29. Juli, der „Erdüberlastungstag“ 2021

Nehmen wir mal die coronabedingte „Verzerrung“ raus. Und vergleichen das Jahr 2021 mit 2019. In diesem Jahr sind wir mit der Überlastung drei Tage früher dran. Nicht vergessen: ca. 1/2 Jahr liegt noch vor uns. Und in der verbleibenden Zeit wollen wir auch leben…

Das, was uns als Menschheit „erneuerbar“ zur Verfügung steht, wird nach diesem Modell (siehe >BioScience<), am heutigen Tag verbraucht. Für den Rest des Jahres leeren wir das „Lager“.

Und wenn wir uns dort nicht mehr bedienen können?

Spätestens dann beginnt das „lernen unter Schmerzen“.

In meiner Wahrnehmung zielt die Lobbyarbeit, so wie sie heute betrieben wird, darauf ab, unser Aller Lager möglichst effizient und erfolgreich zu plündern. >Das sollte man tun, solange noch etwas zu holen ist, danach sehen wir weiter<.

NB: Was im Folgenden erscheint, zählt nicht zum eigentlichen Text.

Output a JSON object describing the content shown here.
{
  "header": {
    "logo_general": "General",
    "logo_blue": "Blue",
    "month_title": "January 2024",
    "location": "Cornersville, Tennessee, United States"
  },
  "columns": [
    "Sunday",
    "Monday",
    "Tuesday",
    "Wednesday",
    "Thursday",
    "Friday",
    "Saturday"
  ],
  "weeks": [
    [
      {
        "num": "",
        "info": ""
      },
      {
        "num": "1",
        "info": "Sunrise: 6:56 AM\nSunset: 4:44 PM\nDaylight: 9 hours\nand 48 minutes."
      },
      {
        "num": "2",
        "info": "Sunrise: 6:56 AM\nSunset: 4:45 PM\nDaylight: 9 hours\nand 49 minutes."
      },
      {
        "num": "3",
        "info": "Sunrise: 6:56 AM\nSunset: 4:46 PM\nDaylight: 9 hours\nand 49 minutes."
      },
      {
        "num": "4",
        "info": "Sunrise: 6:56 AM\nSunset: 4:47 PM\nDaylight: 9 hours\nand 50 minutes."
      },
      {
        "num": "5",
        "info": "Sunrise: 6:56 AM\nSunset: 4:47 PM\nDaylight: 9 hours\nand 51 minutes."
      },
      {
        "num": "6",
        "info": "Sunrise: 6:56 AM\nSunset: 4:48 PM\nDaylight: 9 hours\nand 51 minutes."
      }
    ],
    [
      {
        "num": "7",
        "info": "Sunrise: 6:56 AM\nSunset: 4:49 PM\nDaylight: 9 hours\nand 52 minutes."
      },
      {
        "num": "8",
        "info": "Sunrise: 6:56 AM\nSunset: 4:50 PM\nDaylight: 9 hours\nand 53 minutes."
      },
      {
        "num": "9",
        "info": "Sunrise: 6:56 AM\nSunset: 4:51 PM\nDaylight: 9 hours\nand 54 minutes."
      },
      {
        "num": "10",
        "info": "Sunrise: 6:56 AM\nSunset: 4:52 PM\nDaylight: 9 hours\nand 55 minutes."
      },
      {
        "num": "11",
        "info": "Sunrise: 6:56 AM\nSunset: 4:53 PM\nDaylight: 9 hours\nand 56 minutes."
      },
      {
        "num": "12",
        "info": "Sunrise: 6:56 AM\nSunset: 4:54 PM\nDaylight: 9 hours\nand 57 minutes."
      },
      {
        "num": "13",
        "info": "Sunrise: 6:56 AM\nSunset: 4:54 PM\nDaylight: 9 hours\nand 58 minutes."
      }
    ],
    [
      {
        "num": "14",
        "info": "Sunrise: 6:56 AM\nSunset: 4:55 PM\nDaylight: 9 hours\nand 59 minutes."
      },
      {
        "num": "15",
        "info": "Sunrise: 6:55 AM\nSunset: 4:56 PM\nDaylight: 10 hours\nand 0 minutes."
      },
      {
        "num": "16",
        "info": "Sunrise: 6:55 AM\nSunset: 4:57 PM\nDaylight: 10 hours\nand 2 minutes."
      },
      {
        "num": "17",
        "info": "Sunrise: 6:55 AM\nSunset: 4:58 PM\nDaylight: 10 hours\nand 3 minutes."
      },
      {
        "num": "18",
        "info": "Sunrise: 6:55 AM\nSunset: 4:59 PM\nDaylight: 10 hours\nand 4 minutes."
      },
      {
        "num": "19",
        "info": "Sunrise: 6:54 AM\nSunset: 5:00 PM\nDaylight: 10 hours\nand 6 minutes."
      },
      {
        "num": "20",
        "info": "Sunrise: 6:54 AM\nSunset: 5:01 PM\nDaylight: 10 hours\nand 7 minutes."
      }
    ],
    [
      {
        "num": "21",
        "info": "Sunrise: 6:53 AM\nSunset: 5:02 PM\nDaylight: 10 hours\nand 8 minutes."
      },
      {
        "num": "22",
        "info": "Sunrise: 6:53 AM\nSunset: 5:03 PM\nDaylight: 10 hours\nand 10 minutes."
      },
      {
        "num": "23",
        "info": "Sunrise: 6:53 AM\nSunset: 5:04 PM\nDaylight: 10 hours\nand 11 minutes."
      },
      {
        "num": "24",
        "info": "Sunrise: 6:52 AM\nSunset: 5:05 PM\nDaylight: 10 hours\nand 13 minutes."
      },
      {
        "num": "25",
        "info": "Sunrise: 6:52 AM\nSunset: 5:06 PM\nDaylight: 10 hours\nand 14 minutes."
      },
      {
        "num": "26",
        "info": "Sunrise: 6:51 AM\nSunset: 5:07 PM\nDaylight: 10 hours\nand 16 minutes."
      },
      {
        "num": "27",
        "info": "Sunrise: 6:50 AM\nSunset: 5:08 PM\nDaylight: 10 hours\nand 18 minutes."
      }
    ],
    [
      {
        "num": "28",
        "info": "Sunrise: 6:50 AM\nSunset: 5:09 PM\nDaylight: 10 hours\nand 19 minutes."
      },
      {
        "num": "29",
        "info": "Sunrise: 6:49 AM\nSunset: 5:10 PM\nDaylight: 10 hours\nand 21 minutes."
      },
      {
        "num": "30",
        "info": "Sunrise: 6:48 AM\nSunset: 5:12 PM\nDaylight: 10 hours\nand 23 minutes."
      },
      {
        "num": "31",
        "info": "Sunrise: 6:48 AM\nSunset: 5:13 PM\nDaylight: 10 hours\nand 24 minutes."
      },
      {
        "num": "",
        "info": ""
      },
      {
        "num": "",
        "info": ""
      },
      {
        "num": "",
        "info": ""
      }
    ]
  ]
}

Solche kurzfristigen wirtschaftlichen Überlegungen sind für mich durchaus nachvollziehbar (jedoch keinesfalls wünschenswert). Geprägt wird es durch ein Umfeld, das sich durch harten Wettbewerb und einer „schneller, höher, weiter“ Kultur auszeichnet. Selbst diejenigen, welche die Zeichen der Zeit erkannt haben, müssen sehr vorsichtig agieren, sonst fliegen sie schneller aus der Kurve als ein Fahrzeug in der Formel 1.

Was bleibt?

Die Aufgabe für uns Alle lautet, über eine neue Verteilung der Lasten nachzudenken. Und zwar so, dass sie getragen werden können und uns gleichzeitig in den Korridor des erneuerbaren zurückführen. Betroffen sind wir Alle. Die Vorstellungen über das „wie“ sind individuell, vielfältig, „bunt“. Für eine Lösung ist die Beteiligung der Lastenträger unabdingbar. Sie sind die Betroffenen.

Verteilungskonflikte mit der Methode des >Konsent< bearbeiten mag irritieren, wie Alles, was neu und unbekannt ist. Wir bitten daher um einen Vertrauensvorschuss. Das Thema „partizipative Neuverteilung“ ist uns wichtig! Für uns geht es hier um viel mehr, als um ein „Geschäft“. Denn auch wir sind Lastenträger, und damit Betroffene. Und auch wir wollen beteiligt sein.